海岸をサイクリング。椰子の木陰でちょっと一服。



 到着する直前、気温が二十一度と機内にアナウンスされた。前回、十一月に来た際には、気温が毎日三十度を越えていたので、今度はもっと暑いと半分期待して、半分心配していたのに。入国審査を終えて、外に出ると、涼しい空気が肌に触れた。Tシャツ一枚では少し寒いくらい。空も霞が掛って、この前のような、抜けるような青空ではない。
 十五分ほどして、迎えに来てくれたY子さんと一年半ぶりに再会する。彼女の銀色のBMWで、ロサンゼルスの南、トーランスという町にある彼女の家に向かう。Y子さんに聞いてみると、六月は海からの霧(マリーン・レイヤーと言うらしいが)が発生して、太陽を遮ることが多いので、結構涼しいということであった。ちょっと拍子抜け。
 Y子さんのアパートは、白い壁で、中庭に噴水があり、地中海風の建物。そこに、ご主人と娘さんと息子さん、犬一匹と猫二匹とで暮らしておられる。その夜は、八時間の時差のため、気を緩めると眠りそうになるのを、何とかぎりぎりまで持ちこたえて、十時に床に就いた。翌朝は五時に目が覚めた。六時半、Y子さん家族はまだ寝ておられるので、抜き足差し足で玄関から外に出て、海岸に向かって走り出した。
 ロサンゼルスというのは、不思議な都市である。大都会とリゾート地の雰囲気が渾然一体となっている。ごく普通の住宅地や工場地帯を抜けると、広い砂浜があり、そこで日光浴やサーフィンをしている人がいる。海辺には、土産物屋、シーフードのレストランなどがあり、何となく地中海の保養地っぽい雰囲気を醸しだしているのである。
 Y子さんの家から、坂道を降りると、そこは砂浜。シーフードレストランが並んだ桟橋がある。そこから遠くに見える半島にかけて、幅五十メートルくらいの砂浜が数キロに渡って続いており、波打ち際の反対側には自転車道がついている。僕は、桟橋から自転車道を砂浜に沿って走り出した。空は曇り空、涼しくて、走るには気持ちのいい天気である。
 間もなく、オレンジ色のランニングシャツを着た、三十歳くらいのお兄ちゃんに追いついた。何となく、ふたりで肩を並べて走ることになった。彼は、カイルという名前で、ヒューストンから出張に来ていて、近くのホテルに泊まっていると言った。僕は出張に行く時、いつもジョギングシューズを持って出かけ、出張先で走るのを常としているが、カイルも同じことをやっているわけだ。

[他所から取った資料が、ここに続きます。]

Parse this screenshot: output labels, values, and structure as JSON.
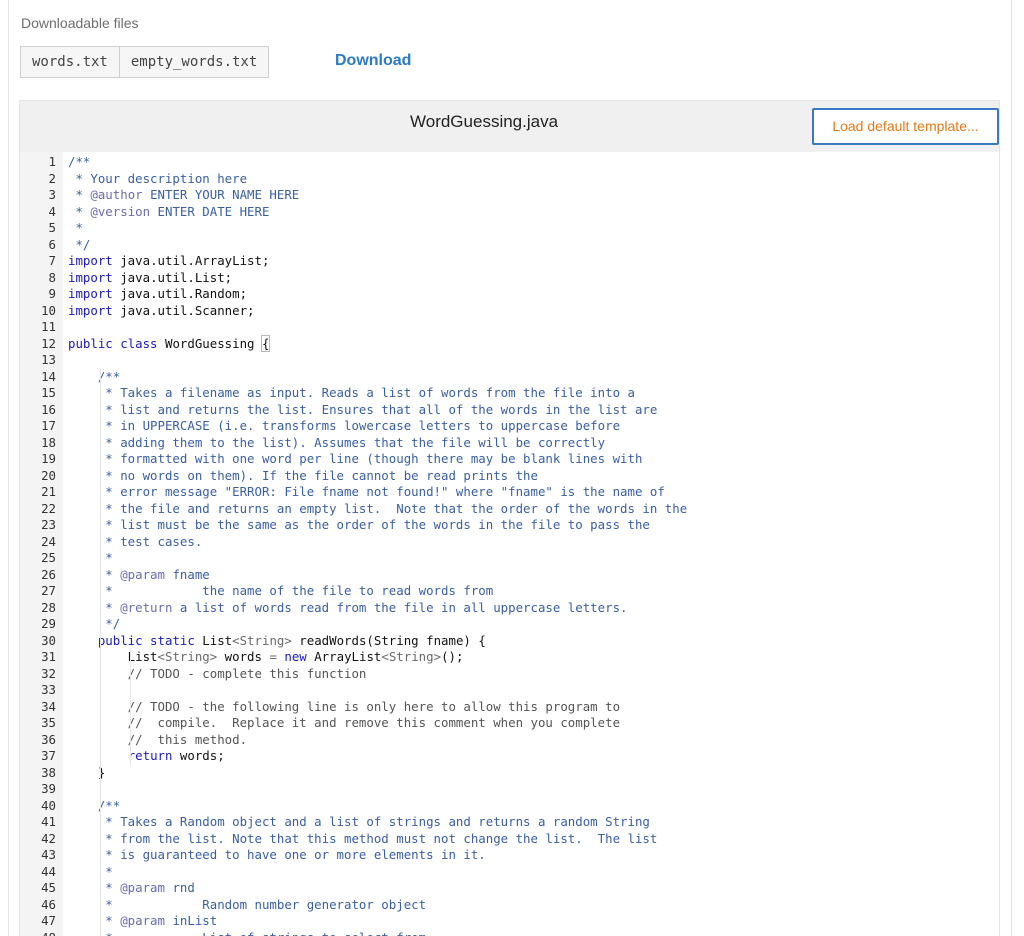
{
  "downloadable": {
    "title": "Downloadable files",
    "files": [
      "words.txt",
      "empty_words.txt"
    ],
    "download_label": "Download"
  },
  "editor": {
    "filename": "WordGuessing.java",
    "load_template_label": "Load default template...",
    "lines": [
      [
        [
          "cm",
          "/**"
        ]
      ],
      [
        [
          "cm",
          " * Your description here"
        ]
      ],
      [
        [
          "cm",
          " * "
        ],
        [
          "tg",
          "@author"
        ],
        [
          "cm",
          " ENTER YOUR NAME HERE"
        ]
      ],
      [
        [
          "cm",
          " * "
        ],
        [
          "tg",
          "@version"
        ],
        [
          "cm",
          " ENTER DATE HERE"
        ]
      ],
      [
        [
          "cm",
          " *"
        ]
      ],
      [
        [
          "cm",
          " */"
        ]
      ],
      [
        [
          "kw",
          "import"
        ],
        [
          "tx",
          " java.util.ArrayList;"
        ]
      ],
      [
        [
          "kw",
          "import"
        ],
        [
          "tx",
          " java.util.List;"
        ]
      ],
      [
        [
          "kw",
          "import"
        ],
        [
          "tx",
          " java.util.Random;"
        ]
      ],
      [
        [
          "kw",
          "import"
        ],
        [
          "tx",
          " java.util.Scanner;"
        ]
      ],
      [
        [
          "tx",
          ""
        ]
      ],
      [
        [
          "kw",
          "public class"
        ],
        [
          "tx",
          " WordGuessing "
        ],
        [
          "br",
          "{"
        ]
      ],
      [
        [
          "tx",
          ""
        ]
      ],
      [
        [
          "cm",
          "    /**"
        ]
      ],
      [
        [
          "cm",
          "     * Takes a filename as input. Reads a list of words from the file into a"
        ]
      ],
      [
        [
          "cm",
          "     * list and returns the list. Ensures that all of the words in the list are"
        ]
      ],
      [
        [
          "cm",
          "     * in UPPERCASE (i.e. transforms lowercase letters to uppercase before"
        ]
      ],
      [
        [
          "cm",
          "     * adding them to the list). Assumes that the file will be correctly"
        ]
      ],
      [
        [
          "cm",
          "     * formatted with one word per line (though there may be blank lines with"
        ]
      ],
      [
        [
          "cm",
          "     * no words on them). If the file cannot be read prints the"
        ]
      ],
      [
        [
          "cm",
          "     * error message \"ERROR: File fname not found!\" where \"fname\" is the name of"
        ]
      ],
      [
        [
          "cm",
          "     * the file and returns an empty list.  Note that the order of the words in the"
        ]
      ],
      [
        [
          "cm",
          "     * list must be the same as the order of the words in the file to pass the"
        ]
      ],
      [
        [
          "cm",
          "     * test cases."
        ]
      ],
      [
        [
          "cm",
          "     *"
        ]
      ],
      [
        [
          "cm",
          "     * "
        ],
        [
          "tg",
          "@param"
        ],
        [
          "cm",
          " fname"
        ]
      ],
      [
        [
          "cm",
          "     *            the name of the file to read words from"
        ]
      ],
      [
        [
          "cm",
          "     * "
        ],
        [
          "tg",
          "@return"
        ],
        [
          "cm",
          " a list of words read from the file in all uppercase letters."
        ]
      ],
      [
        [
          "cm",
          "     */"
        ]
      ],
      [
        [
          "tx",
          "    "
        ],
        [
          "kw",
          "public static"
        ],
        [
          "tx",
          " List"
        ],
        [
          "ty",
          "<String>"
        ],
        [
          "tx",
          " readWords(String fname) {"
        ]
      ],
      [
        [
          "tx",
          "        List"
        ],
        [
          "ty",
          "<String>"
        ],
        [
          "tx",
          " words "
        ],
        [
          "ty",
          "="
        ],
        [
          "tx",
          " "
        ],
        [
          "kw",
          "new"
        ],
        [
          "tx",
          " ArrayList"
        ],
        [
          "ty",
          "<String>"
        ],
        [
          "tx",
          "();"
        ]
      ],
      [
        [
          "ct",
          "        // TODO - complete this function"
        ]
      ],
      [
        [
          "tx",
          ""
        ]
      ],
      [
        [
          "ct",
          "        // TODO - the following line is only here to allow this program to"
        ]
      ],
      [
        [
          "ct",
          "        //  compile.  Replace it and remove this comment when you complete"
        ]
      ],
      [
        [
          "ct",
          "        //  this method."
        ]
      ],
      [
        [
          "tx",
          "        "
        ],
        [
          "kw",
          "return"
        ],
        [
          "tx",
          " words;"
        ]
      ],
      [
        [
          "tx",
          "    }"
        ]
      ],
      [
        [
          "tx",
          ""
        ]
      ],
      [
        [
          "cm",
          "    /**"
        ]
      ],
      [
        [
          "cm",
          "     * Takes a Random object and a list of strings and returns a random String"
        ]
      ],
      [
        [
          "cm",
          "     * from the list. Note that this method must not change the list.  The list"
        ]
      ],
      [
        [
          "cm",
          "     * is guaranteed to have one or more elements in it."
        ]
      ],
      [
        [
          "cm",
          "     *"
        ]
      ],
      [
        [
          "cm",
          "     * "
        ],
        [
          "tg",
          "@param"
        ],
        [
          "cm",
          " rnd"
        ]
      ],
      [
        [
          "cm",
          "     *            Random number generator object"
        ]
      ],
      [
        [
          "cm",
          "     * "
        ],
        [
          "tg",
          "@param"
        ],
        [
          "cm",
          " inList"
        ]
      ],
      [
        [
          "cm",
          "     *            List of strings to select from"
        ]
      ]
    ]
  }
}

 ジョギングという単調なスポーツは、話し相手がいると楽しい。僕とカイルはそれから三十分、色々な話をしながら走った。アメリカ人の若いお姉ちゃんたちが、タンクトップにショーツで走っている。その横を、韓国人の中年の夫婦が、腕をエッサエッサと振りながら歩いている。そして、海にはサーファーとイルカが。「これはまことにアメリカ西海岸的である」、と僕は呟いた。
 三十分ほどして、カイルが、「もうダメだ」と言って歩き出した。伴走者を失ったとたん、僕も急に苦しくなってしまった。何とか桟橋に帰り着き、砂浜を見ると、カイルのオレンジ色のシャツが小さな点になって見えた。海にはイルカがやっぱり黒い点になって見えた。